I thought that was a silly formation to start the game with. Why not a 4-4-2 with Rooney and Crouch up front? Or start Rooney and whoever the other forward they brought along is, and then sub Crouch in for that forward later (it could have been that they benched Crouch so that they could sub him in when everyone was hot and tired, and you could still do the same thing that way).

I concur, and I feel like Paul Robinson would’ve saved his shot. Either Beckham needs to figure out how to bend it like he does, or England needs a new set-piece specialist, IMO.

I, like Vetch, think he was also a non-factor in set pieces, other than an admittedly well-turned shot that I do think could have been turned away by a better goalie. (Although I was generally impressed by the Ecuador keeper.) And then he was retching out on the field; yes it was hot, yes it was sweaty and humid and nasty, but nobody else was retching. Beckham is the only one who still hasn’t learned how to hydrate properly.

It seems to me like 2006 England is kind of like 2002 USA–getting all the lucky bounces, and being just good enough to make them work. Although 2006 England is more talented than 2002 USA, the quarterfinals are coming up, and I would expect them to finally get tested and maybe buckle under the pressure, except that they’ll be facing a thoroughly pillaged Portugal team. One more lucky bounce.

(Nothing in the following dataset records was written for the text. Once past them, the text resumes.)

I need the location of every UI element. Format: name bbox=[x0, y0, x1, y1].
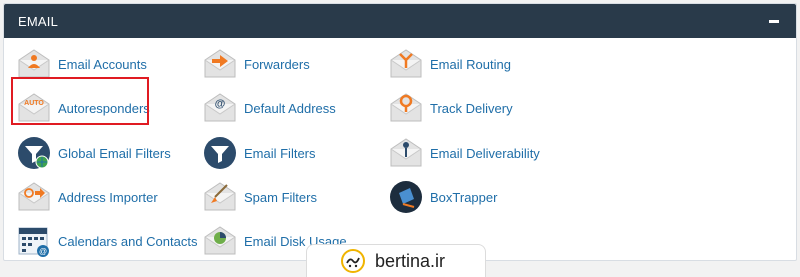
forwarders-link[interactable]: Forwarders bbox=[202, 44, 310, 84]
email-accounts-label: Email Accounts bbox=[58, 56, 147, 72]
spam-filters-icon bbox=[204, 182, 236, 211]
svg-text:AUTO: AUTO bbox=[24, 100, 44, 107]
email-filters-label: Email Filters bbox=[244, 145, 316, 161]
email-routing-link[interactable]: Email Routing bbox=[388, 44, 511, 84]
calendars-contacts-label: Calendars and Contacts bbox=[58, 233, 198, 249]
email-tools-grid: Email Accounts Forwarders Email Routing bbox=[4, 38, 796, 262]
email-deliverability-label: Email Deliverability bbox=[430, 145, 540, 161]
panel-title: EMAIL bbox=[18, 13, 59, 29]
global-email-filters-icon bbox=[18, 137, 50, 169]
default-address-label: Default Address bbox=[244, 100, 336, 116]
watermark-text: bertina.ir bbox=[375, 250, 446, 271]
track-delivery-label: Track Delivery bbox=[430, 100, 513, 116]
address-importer-label: Address Importer bbox=[58, 189, 158, 205]
email-panel: EMAIL Email Accounts Forwarders Email Ro… bbox=[3, 3, 797, 261]
boxtrapper-label: BoxTrapper bbox=[430, 189, 498, 205]
address-importer-link[interactable]: Address Importer bbox=[16, 177, 158, 217]
address-importer-icon bbox=[18, 182, 50, 211]
default-address-icon: @ bbox=[204, 93, 236, 122]
calendars-contacts-link[interactable]: @ Calendars and Contacts bbox=[16, 221, 197, 261]
spam-filters-link[interactable]: Spam Filters bbox=[202, 177, 317, 217]
svg-text:@: @ bbox=[39, 247, 47, 256]
email-accounts-icon bbox=[18, 49, 50, 78]
global-email-filters-label: Global Email Filters bbox=[58, 145, 171, 161]
track-delivery-link[interactable]: Track Delivery bbox=[388, 88, 513, 128]
email-deliverability-icon bbox=[390, 138, 422, 167]
email-routing-label: Email Routing bbox=[430, 56, 511, 72]
boxtrapper-icon bbox=[390, 181, 422, 213]
minus-icon[interactable] bbox=[768, 14, 782, 28]
calendars-contacts-icon: @ bbox=[18, 227, 49, 257]
email-routing-icon bbox=[390, 49, 422, 78]
email-filters-icon bbox=[204, 137, 236, 169]
bertina-logo-icon bbox=[341, 249, 365, 273]
email-disk-usage-icon bbox=[204, 226, 236, 255]
default-address-link[interactable]: @ Default Address bbox=[202, 88, 336, 128]
autoresponders-icon: AUTO bbox=[18, 93, 50, 122]
autoresponders-label: Autoresponders bbox=[58, 100, 150, 116]
email-filters-link[interactable]: Email Filters bbox=[202, 133, 316, 173]
global-email-filters-link[interactable]: Global Email Filters bbox=[16, 133, 171, 173]
boxtrapper-link[interactable]: BoxTrapper bbox=[388, 177, 497, 217]
svg-text:@: @ bbox=[215, 98, 226, 110]
watermark: bertina.ir bbox=[306, 244, 486, 277]
panel-header[interactable]: EMAIL bbox=[4, 4, 796, 38]
track-delivery-icon bbox=[390, 93, 422, 122]
forwarders-label: Forwarders bbox=[244, 56, 310, 72]
email-accounts-link[interactable]: Email Accounts bbox=[16, 44, 147, 84]
spam-filters-label: Spam Filters bbox=[244, 189, 317, 205]
forwarders-icon bbox=[204, 49, 236, 78]
autoresponders-link[interactable]: AUTO Autoresponders bbox=[16, 88, 150, 128]
email-deliverability-link[interactable]: Email Deliverability bbox=[388, 133, 540, 173]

That really baffled me, too. Very, very weird. Smells a little funky, don’t it? Something must be going on with RVN, or something.

Weird coaching decisions seem to be a theme here. Like I’ve said before, I wasn’t able to follow qualifiers, but I’ve been hearing on XM’s World Cup channel that a striker by the name of Taylor Twillman has been tearing up both MLS and CONCACAF, and a lot of people think it’s really weird that Arena didn’t bring him. La Volpe didn’t bring Cuauhtemoc (sp?) Blanco and made some strange subbing decisions–although that might be able to be chalked up to his superstitious Eastern mysticism (he’s brought special compasses out onto the field to find high chi spots, and divined coaching decisions with various other devices and such, the red dragon he sews onto his tie for important games, etc).

BTW, I think you misspelled RVN’s name, although I’m not sure how it’s spelled. Van Nistelrooy, I think.

Certainly easier than his name in Dutch: “Rutgerus Johannes Martinus van Nistelrooij”. He comes form the same part of the Netherlands as Vincent van Gogh.